A molécula de ADN foi descoberta pelo químico suíço Johannes Miescher vai já para século e meio. Conseguiu-o através de uma amostra de espermatozóides de salmões. Pouco mais tarde foram identificados nos núcleos das células os cromossomas e, a breve trecho, esclarecido o seu papel na hereditariedade. Em 1944, Oswald T. Avery demonstrou a transmissão de características através da transferência de ADN de uns pneumococos (micróbios) para outros. No entanto, o papel genético do ADN, refere o próprio James Watson(2), ainda não era claramente um ponto assente por altura do início da sua colaboração com Francis Crick…

Mas foi num ambiente de consolidação de reconhecimento do papel do ADN, em detrimento de moléculas como as proteínas, até então julgadas como os mais prováveis depositários da hereditariedade, que uma molécula até então considerada não interessante - talvez, sim, uma estrutura de suporte para o próprio material genético - passou para o primeiro plano do palco da Biologia. Entretanto, Linus Pauling propôs um modelo mas de três cadeias entrelaçadas. Pelo seu lado, Rosalind Franklin tendo, em paralelo, vislumbrado as duas hastes fosfóricas como um «exoesqueleto» do ADN, foi combatendo com rigor a aceitação pouco justificada da «intuição» helicoidal…

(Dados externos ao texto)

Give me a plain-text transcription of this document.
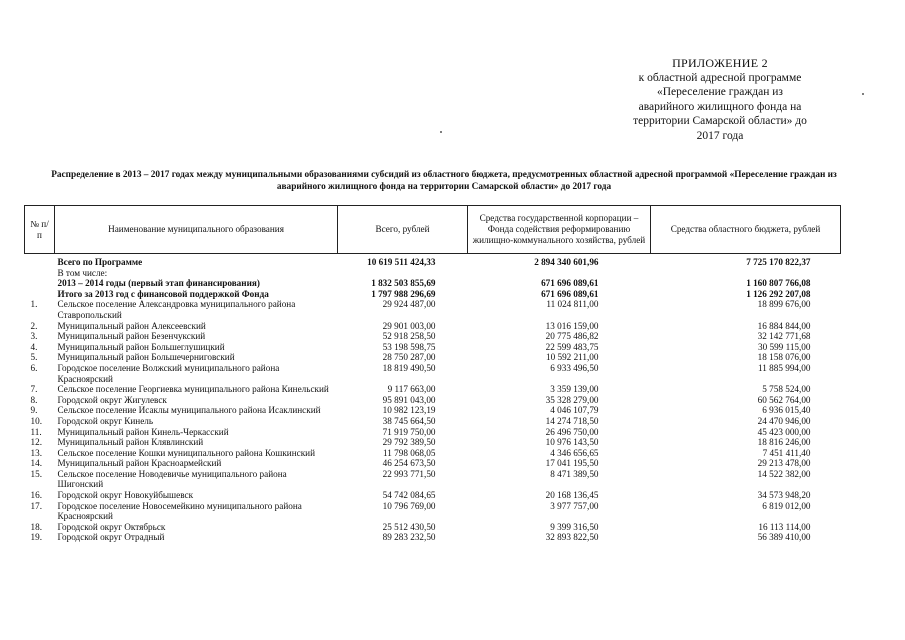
ПРИЛОЖЕНИЕ 2
к областной адресной программе
«Переселение граждан из
аварийного жилищного фонда на
территории Самарской области» до
2017 года
Распределение в 2013 – 2017 годах между муниципальными образованиями субсидий из областного бюджета, предусмотренных областной адресной программой «Переселение граждан из аварийного жилищного фонда на территории Самарской области» до 2017 года
№ п/п	Наименование муниципального образования	Всего, рублей	Средства государственной корпорации – Фонда содействия реформированию жилищно-коммунального хозяйства, рублей	Средства областного бюджета, рублей
	Всего по Программе	10 619 511 424,33	2 894 340 601,96	7 725 170 822,37
	В том числе:			
	2013 – 2014 годы (первый этап финансирования)	1 832 503 855,69	671 696 089,61	1 160 807 766,08
	Итого за 2013 год с финансовой поддержкой Фонда	1 797 988 296,69	671 696 089,61	1 126 292 207,08
1.	Сельское поселение Александровка муниципального района Ставропольский	29 924 487,00	11 024 811,00	18 899 676,00
2.	Муниципальный район Алексеевский	29 901 003,00	13 016 159,00	16 884 844,00
3.	Муниципальный район Безенчукский	52 918 258,50	20 775 486,82	32 142 771,68
4.	Муниципальный район Большеглушицкий	53 198 598,75	22 599 483,75	30 599 115,00
5.	Муниципальный район Большечерниговский	28 750 287,00	10 592 211,00	18 158 076,00
6.	Городское поселение Волжский муниципального района Красноярский	18 819 490,50	6 933 496,50	11 885 994,00
7.	Сельское поселение Георгиевка муниципального района Кинельский	9 117 663,00	3 359 139,00	5 758 524,00
8.	Городской округ Жигулевск	95 891 043,00	35 328 279,00	60 562 764,00
9.	Сельское поселение Исаклы муниципального района Исаклинский	10 982 123,19	4 046 107,79	6 936 015,40
10.	Городской округ Кинель	38 745 664,50	14 274 718,50	24 470 946,00
11.	Муниципальный район Кинель-Черкасский	71 919 750,00	26 496 750,00	45 423 000,00
12.	Муниципальный район Клявлинский	29 792 389,50	10 976 143,50	18 816 246,00
13.	Сельское поселение Кошки муниципального района Кошкинский	11 798 068,05	4 346 656,65	7 451 411,40
14.	Муниципальный район Красноармейский	46 254 673,50	17 041 195,50	29 213 478,00
15.	Сельское поселение Новодевичье муниципального района Шигонский	22 993 771,50	8 471 389,50	14 522 382,00
16.	Городской округ Новокуйбышевск	54 742 084,65	20 168 136,45	34 573 948,20
17.	Городское поселение Новосемейкино муниципального района Красноярский	10 796 769,00	3 977 757,00	6 819 012,00
18.	Городской округ Октябрьск	25 512 430,50	9 399 316,50	16 113 114,00
19.	Городской округ Отрадный	89 283 232,50	32 893 822,50	56 389 410,00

A forma como se enrola - a sua disposição espacial - em hélice a molécula de ADN foi uma intuição, intuição precocemente adoptada por Watson e Crick, mas não, como se viu por Rosalind Franklin. Uma intuição seguramente estimulada pelos trabalhos de Pauling. Com efeito, este tinha inicialmente descoberto que o tipo de em hélice próprio de certas proteínas e, posteriormente, propusera para a molécula do ADN o já referido modelo de três cadeias entrelaçadas em hélice. Aliás, o enorme prestígio científico de Pauling, que viria a receber o Prémio Nobel da Química em 1954 pelo seu trabalho na área das ligações químicas, justificava-o…

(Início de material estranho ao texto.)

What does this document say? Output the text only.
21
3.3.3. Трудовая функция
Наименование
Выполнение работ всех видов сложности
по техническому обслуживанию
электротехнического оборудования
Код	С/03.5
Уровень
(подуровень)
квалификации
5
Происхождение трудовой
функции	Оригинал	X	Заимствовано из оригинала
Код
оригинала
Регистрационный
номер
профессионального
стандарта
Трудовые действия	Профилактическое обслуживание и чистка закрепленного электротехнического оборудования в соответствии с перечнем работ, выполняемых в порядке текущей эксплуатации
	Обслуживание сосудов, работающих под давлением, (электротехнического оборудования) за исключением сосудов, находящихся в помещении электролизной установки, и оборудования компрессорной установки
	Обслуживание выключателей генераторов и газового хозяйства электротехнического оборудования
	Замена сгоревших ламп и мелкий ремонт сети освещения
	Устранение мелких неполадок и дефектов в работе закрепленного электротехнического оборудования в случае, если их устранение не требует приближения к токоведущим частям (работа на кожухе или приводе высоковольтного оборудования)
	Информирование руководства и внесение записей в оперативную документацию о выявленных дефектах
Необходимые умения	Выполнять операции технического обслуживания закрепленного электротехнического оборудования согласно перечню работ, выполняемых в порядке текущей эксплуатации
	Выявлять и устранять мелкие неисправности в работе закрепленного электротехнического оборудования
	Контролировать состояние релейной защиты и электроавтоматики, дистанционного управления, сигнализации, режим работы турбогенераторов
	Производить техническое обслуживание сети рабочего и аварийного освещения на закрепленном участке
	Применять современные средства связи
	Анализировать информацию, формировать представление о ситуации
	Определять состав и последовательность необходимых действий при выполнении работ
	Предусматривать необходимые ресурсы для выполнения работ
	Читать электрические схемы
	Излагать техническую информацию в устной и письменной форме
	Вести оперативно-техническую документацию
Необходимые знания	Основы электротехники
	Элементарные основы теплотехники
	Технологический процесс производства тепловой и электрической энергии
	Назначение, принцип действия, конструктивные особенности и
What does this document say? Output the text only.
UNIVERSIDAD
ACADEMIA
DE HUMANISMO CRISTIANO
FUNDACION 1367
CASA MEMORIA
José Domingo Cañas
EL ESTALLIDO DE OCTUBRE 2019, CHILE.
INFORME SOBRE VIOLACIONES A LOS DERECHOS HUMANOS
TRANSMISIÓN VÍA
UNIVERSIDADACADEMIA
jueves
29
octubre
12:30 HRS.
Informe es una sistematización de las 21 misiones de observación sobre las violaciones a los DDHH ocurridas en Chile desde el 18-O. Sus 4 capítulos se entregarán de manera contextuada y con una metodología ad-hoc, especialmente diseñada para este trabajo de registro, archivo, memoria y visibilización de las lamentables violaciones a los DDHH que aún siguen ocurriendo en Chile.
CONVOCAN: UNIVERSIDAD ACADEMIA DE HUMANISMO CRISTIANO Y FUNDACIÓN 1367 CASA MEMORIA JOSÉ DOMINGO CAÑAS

(Linus Pauling, um cidadão exemplar e de rara coragem cívica, ficou também muito conhecido pelo sua actividade cívica a favor da Paz e da coexistência pacífica durante uma das fases mais agudas da Guerra Fria. O próprio Watson conta-nos no seu livro «A Dupla Hélice» como o governo americano o tratava e como inclusivamente o impediu de deixar os EUA para participar em Londres numa Conferência sobre a estrutura das proteínas, promovida pela Royal Society. Pauling recebeu mesmo o Prémio Nobel da Paz em 1962, oito anos após ter recebido o Prémio Nobel da Química. Uma proeza nunca igualada no domínio dos Prémios Nobel!)

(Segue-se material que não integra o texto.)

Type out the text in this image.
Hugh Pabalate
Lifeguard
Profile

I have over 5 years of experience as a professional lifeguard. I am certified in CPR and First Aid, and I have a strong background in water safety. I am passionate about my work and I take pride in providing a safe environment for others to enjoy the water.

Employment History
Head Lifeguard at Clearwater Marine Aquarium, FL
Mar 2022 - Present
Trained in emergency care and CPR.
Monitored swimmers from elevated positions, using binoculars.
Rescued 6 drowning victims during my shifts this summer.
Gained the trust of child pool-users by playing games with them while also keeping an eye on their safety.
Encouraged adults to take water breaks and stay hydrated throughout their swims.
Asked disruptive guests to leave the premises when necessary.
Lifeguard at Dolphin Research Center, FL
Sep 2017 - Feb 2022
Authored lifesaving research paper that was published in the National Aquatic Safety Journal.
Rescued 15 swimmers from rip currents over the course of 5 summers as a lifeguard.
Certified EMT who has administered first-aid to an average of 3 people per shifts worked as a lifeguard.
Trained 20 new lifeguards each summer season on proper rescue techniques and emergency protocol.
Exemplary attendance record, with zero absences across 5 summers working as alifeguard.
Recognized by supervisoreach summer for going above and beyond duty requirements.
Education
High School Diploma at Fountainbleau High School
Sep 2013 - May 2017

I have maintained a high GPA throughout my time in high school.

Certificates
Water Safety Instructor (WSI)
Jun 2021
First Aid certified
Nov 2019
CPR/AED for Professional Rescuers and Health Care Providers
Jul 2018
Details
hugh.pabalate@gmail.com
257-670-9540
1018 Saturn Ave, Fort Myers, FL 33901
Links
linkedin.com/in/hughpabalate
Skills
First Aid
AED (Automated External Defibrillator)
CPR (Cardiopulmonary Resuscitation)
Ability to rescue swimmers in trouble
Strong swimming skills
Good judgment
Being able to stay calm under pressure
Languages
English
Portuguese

(Outro parêntesis ainda para ajudar a situar a acção da descoberta da estrutura da molécula da ADN. Este virado para a cientista Rosalind Franklin. Esta, exactamente por ser mulher era encarada com olhos duramente machistas, como mostra Watson através do ambiente existente, e também por ele adoptado, ao longo seu referido e famoso livro. Nada de espantar numa Universidade com as tradições de Cambridge, onde o americano Watson aterrara. Aliás, parte do livro são os problemas havidos entre Maurice Wilkins - que, com Watson e Crick, ganhou o Nobel - e a subordinada Rosalind Franklin, mais a sua, dele, obsessão em correr com ela!)

A verdade é ter a descoberta da estrutura do ADN constituído um passo principal na caminhada tanto para o conhecimento do mecanismo de hereditariedade como para a compreensão dos mecanismos de funcionamento da Vida, seja durante a sua fase de desenvolvimento seja na manutenção do essencial da estrutura dos organismos, nomeadamente durante a sua fase adulta. Além disso, como é sabido, é certo ser o conjunto do ADN existente num organismo - o seu genoma - característico de cada espécie, mas o facto ainda mais marcante é o da grande unidade da Vida consubstanciada na natureza do ADN.

E em tão pouco tempo - meio século - o que já nos trouxe de novo, e mesmo de disruptivo, a descoberta da estrutura da molécula do ADN!

(1) - Watson, James D. (1987), A Dupla Hélice - Um Relato Pessoal da Descoberta da Estrura do ADN, p. 199. Lisboa, Gradiva.
(2) - Watson, James D. (1987), A Dupla Hélice - Um Relato Pessoal da Descoberta da Estrura do ADN, p.47-48. Lisboa, Gradiva.